何か面白おかしい話でもしているっていうのが一番楽しい。
となると、家でだらだらしながら、しかし、まあ人並みに、春休みだから伊豆あたりへ出かけようかというようなことで、温泉旅館に泊まったりは、以前はよくしました。ところが、温泉旅館なんかだと、何かこう身の置き場所がなくって、どこへ座っていいやら落ち着かない。まだ食べたくない時間に夕食が出たり、朝はもっとだらだらしていたいのに、どんどん布団を畳まれたり、いろいろと居心地の悪さを感じてしまうんですね。

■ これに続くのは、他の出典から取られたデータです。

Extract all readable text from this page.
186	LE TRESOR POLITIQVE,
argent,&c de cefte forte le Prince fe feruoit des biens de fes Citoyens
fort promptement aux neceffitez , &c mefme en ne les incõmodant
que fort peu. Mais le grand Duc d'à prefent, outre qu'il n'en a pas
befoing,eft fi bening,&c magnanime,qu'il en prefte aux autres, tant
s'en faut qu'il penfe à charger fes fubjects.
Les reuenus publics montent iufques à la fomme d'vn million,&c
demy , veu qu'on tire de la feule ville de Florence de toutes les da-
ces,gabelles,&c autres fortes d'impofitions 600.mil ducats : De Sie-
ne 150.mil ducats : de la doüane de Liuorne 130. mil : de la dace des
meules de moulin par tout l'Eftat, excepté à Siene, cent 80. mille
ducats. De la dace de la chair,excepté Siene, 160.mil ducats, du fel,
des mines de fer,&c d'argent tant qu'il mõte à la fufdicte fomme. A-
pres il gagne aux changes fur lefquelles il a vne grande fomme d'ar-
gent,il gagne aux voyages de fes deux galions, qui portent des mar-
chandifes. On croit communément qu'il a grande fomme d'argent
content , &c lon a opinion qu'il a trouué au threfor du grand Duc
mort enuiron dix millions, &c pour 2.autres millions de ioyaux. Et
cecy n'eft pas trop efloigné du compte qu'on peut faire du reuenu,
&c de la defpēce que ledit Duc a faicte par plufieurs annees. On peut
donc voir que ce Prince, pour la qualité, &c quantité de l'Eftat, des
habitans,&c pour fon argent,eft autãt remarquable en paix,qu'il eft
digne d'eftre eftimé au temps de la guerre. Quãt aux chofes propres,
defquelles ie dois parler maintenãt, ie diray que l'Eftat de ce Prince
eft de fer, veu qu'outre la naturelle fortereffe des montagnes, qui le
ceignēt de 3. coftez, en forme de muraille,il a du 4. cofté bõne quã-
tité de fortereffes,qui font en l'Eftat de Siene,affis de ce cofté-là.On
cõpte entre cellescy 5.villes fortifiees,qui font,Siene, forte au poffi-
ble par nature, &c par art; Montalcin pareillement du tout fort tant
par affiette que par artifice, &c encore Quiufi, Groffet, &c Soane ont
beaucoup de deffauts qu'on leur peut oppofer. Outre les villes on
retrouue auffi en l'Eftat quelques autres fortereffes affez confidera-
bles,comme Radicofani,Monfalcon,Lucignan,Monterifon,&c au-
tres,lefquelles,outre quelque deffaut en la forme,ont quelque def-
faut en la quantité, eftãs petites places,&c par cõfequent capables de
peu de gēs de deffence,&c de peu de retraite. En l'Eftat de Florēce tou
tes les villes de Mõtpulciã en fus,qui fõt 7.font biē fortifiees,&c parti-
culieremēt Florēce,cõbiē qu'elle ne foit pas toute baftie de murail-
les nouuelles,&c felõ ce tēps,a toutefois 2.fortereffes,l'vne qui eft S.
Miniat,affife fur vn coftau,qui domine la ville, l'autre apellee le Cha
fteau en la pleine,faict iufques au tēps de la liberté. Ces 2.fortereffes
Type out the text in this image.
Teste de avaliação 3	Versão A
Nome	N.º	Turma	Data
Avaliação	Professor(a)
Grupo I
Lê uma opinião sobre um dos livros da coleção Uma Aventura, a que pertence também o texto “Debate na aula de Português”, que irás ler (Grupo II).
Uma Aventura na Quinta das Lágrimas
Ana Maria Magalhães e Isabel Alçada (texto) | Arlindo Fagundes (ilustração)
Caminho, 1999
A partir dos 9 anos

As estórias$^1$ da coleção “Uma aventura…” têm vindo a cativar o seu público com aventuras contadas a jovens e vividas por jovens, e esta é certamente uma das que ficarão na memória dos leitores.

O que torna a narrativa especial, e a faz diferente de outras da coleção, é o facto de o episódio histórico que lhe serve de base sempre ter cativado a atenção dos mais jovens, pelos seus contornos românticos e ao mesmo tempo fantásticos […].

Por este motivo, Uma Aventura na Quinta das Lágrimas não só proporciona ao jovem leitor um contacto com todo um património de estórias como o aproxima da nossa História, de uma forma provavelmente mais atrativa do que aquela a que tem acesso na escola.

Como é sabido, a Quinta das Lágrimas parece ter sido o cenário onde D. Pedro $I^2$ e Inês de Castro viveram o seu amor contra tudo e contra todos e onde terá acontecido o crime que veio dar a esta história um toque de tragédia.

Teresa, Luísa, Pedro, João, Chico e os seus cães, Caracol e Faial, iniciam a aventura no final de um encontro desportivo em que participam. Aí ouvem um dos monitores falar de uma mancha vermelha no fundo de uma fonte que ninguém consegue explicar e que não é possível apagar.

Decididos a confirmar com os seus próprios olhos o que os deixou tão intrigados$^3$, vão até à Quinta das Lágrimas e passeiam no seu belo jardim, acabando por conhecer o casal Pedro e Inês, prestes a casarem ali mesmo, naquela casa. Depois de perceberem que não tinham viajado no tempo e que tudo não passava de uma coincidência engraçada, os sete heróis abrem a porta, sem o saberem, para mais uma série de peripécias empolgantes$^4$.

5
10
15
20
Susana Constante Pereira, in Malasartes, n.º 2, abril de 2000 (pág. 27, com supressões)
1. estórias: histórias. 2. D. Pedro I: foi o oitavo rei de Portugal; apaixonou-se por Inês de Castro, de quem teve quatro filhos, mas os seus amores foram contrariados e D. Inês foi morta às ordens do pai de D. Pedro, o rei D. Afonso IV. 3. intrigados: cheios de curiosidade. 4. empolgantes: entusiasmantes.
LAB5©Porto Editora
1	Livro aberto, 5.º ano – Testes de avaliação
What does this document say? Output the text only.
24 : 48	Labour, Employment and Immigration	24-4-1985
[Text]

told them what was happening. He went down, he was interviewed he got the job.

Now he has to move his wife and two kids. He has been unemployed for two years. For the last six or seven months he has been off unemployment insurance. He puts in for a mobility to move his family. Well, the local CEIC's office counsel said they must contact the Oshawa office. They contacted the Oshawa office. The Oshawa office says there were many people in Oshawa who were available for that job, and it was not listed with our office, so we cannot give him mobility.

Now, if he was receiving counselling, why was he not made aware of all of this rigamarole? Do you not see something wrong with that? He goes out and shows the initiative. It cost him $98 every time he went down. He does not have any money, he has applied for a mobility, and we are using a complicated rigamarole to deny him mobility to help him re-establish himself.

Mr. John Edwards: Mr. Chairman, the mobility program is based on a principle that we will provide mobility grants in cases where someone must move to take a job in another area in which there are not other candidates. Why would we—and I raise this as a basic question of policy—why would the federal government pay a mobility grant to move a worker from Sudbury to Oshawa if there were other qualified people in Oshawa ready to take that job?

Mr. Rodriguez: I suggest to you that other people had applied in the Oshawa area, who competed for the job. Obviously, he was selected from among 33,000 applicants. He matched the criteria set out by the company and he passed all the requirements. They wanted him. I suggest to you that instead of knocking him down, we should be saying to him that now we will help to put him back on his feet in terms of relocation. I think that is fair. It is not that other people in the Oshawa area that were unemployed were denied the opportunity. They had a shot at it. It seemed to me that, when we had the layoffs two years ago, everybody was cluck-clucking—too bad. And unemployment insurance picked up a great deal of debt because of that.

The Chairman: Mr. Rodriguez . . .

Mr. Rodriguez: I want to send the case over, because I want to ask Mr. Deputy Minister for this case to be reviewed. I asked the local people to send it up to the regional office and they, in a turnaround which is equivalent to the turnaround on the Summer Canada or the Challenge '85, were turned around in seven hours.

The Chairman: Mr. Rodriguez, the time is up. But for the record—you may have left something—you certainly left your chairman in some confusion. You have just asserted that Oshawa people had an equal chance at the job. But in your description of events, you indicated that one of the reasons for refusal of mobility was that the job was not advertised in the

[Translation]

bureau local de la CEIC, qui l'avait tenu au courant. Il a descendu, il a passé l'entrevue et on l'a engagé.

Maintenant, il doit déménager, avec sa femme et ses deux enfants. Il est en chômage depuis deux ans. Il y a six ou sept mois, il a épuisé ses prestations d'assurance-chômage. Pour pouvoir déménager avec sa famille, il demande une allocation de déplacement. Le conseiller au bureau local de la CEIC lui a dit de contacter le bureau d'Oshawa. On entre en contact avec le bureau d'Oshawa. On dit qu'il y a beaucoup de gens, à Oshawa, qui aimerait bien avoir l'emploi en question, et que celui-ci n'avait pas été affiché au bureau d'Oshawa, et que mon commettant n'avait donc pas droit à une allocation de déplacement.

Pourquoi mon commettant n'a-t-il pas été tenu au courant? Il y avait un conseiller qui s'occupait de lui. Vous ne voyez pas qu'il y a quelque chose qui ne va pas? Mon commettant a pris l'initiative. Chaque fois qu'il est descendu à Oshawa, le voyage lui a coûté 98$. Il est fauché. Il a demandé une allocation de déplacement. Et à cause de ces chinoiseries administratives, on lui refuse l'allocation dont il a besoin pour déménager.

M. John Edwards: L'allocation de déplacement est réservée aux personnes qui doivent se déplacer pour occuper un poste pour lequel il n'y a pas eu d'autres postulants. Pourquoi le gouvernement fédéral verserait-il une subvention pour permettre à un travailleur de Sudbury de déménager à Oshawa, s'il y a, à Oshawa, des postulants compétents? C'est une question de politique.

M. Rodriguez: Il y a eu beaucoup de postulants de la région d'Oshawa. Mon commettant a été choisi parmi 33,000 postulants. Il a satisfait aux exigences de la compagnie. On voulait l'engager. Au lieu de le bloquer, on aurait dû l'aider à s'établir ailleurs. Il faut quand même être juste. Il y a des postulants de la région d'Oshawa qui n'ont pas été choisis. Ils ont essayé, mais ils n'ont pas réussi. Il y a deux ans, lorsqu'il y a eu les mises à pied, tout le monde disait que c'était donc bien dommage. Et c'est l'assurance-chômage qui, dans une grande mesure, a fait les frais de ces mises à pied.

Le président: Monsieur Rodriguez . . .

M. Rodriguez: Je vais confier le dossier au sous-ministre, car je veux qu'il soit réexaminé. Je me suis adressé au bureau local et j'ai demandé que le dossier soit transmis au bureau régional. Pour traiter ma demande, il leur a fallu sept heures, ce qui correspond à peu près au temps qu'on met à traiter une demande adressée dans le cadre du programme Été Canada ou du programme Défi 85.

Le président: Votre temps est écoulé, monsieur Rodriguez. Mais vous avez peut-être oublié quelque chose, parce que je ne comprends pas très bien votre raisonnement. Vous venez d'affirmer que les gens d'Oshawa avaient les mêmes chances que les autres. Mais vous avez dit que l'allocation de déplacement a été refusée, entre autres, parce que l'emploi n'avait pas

しまいには、伊豆にいたって特に行きたい所もないし、人込みは嫌だし、とうとうそこらの公営駐車場に車を停めて、近くのマクドナルドで買ったハンバーガーを車の中で齧って、海岸のあたりを少々散歩して、ほかにやることもないので帰って来たなんてこともありました。
高校その次

子どもと遊ぶことによっていろいろ

子どもは良質の文化に触れる機会が少ない。
こういう経験のしからしむるところ、今でも原則的には、家族でどこかへ出かけて何か
イベントをやるということはなく、それより何より日常を愉快に暮らすってことを心がけてきました。結局それが一番楽しいと思うからです。
イギリスから帰省した子どもたちも、ひたすら一日中パジャマのままぼんやりしているとか、ぺちゃくちゃと他愛ないおしゃべりをするとか、そんなものです。久しぶりに家族が揃ったから、さっそくひとつ、どこか旅行にでも出かけようか、という話にはあまりなりません。
別に何をしなくても楽しい。そういう家庭を経営するということは親の責任です。そこからすべてが生まれていく。教育というのは、そこから始まるのではないかということです。何も教訓を垂れたりするのではなくて、ほら、楽しいでしょ?